Matthew 9:13 But go and learn what this means: 'I desire mercy, not sacrifice.' For I have not come to call the righteous, but sinners."

And this is Grace. That God has accepted you and I exactly where we are, with our cheese determined to fall off our cracker and all He wants is you and I exactly as we are; that we would let Him love us.

And that, it turns out, is everything.

Wednesday, September 10, 2008

who are you and what are you doing here?

He lay sleepless in his bed, lost in prayer as he sought to understand some of the Torah he had read earlier in the day. Finally frustrated sleep would not come, the Rabbi got up and wandered out to take a walk hoping the fresh air would help clear his mind. Meandering outside the quiet walls of Jerusalem at night the Rabbi lost himself in prayer. Soon he was startled and more than a little confused to hear someone shout out “who you, and what are you doing?” Stopping to collect his scattered wits the Rabbi didn’t respond.

Again, the voice cried out “who are you and what are you doing?”

At this the Rabbi responded, “First tell me who you are and I will tell you who I am.”

So lost in thought, the Rabbi had walked up to a Roman garrison.

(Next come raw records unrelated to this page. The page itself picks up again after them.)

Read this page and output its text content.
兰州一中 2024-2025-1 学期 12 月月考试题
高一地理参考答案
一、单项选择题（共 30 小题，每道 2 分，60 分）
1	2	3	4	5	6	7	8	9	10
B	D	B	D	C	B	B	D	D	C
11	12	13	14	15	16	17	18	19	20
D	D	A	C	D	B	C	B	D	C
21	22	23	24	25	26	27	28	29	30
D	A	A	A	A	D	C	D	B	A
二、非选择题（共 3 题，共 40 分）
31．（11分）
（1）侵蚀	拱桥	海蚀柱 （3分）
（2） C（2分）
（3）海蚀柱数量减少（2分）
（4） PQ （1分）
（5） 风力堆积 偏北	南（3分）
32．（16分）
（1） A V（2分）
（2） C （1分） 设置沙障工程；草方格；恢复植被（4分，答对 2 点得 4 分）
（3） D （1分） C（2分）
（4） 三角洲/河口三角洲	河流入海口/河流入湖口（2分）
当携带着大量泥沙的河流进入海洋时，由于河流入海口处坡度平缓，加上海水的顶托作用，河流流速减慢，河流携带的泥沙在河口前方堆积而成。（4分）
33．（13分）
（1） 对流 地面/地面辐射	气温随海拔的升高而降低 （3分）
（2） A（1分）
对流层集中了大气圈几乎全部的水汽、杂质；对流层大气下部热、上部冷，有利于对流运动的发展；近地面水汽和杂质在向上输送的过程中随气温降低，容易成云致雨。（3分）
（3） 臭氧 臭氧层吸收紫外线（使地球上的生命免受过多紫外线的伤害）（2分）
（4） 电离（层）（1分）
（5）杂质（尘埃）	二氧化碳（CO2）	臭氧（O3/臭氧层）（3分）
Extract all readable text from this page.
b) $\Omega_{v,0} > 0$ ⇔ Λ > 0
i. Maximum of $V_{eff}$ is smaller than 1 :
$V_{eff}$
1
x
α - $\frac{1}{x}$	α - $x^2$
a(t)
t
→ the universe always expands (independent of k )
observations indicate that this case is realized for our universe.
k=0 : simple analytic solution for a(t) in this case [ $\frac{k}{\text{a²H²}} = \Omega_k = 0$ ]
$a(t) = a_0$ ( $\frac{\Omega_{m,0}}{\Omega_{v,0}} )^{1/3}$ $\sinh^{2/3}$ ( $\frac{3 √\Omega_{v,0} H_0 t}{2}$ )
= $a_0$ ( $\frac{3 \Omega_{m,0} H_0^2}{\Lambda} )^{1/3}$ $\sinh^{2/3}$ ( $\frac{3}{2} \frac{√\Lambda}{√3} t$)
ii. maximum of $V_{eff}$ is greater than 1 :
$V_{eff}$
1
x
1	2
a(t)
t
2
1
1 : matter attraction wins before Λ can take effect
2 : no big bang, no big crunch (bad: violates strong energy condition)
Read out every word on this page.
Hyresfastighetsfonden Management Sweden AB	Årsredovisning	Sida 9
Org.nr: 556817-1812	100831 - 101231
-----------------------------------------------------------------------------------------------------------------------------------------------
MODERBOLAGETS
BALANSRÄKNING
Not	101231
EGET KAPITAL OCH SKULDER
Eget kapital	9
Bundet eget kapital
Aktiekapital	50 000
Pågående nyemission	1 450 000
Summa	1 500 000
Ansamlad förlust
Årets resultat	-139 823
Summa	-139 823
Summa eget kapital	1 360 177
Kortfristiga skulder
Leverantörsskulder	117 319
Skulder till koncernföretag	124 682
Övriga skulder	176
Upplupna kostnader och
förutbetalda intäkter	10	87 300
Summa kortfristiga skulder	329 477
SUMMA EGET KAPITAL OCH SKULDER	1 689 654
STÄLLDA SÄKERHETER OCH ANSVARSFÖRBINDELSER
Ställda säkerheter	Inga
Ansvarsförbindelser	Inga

“I am a Roman Centurion, the guard of this Garrison. It’s my duty to keep track of who passes here.”

“Tell me”, said the Rabbi “How much do they pay you to do this?”

“Five Denari a day.” He responded.

“Then I will pay you ten Denari a day to stand outside my door and ask me this question each morning as I leave my home!” said the Rabbi.
****
Who are you, and what are you doing here?
Or
What’s your vision for your life?

One of those great life questions I’ve been pondering lately. Perhaps one day I’ll actually have an answer that matches both what I say AND what I do.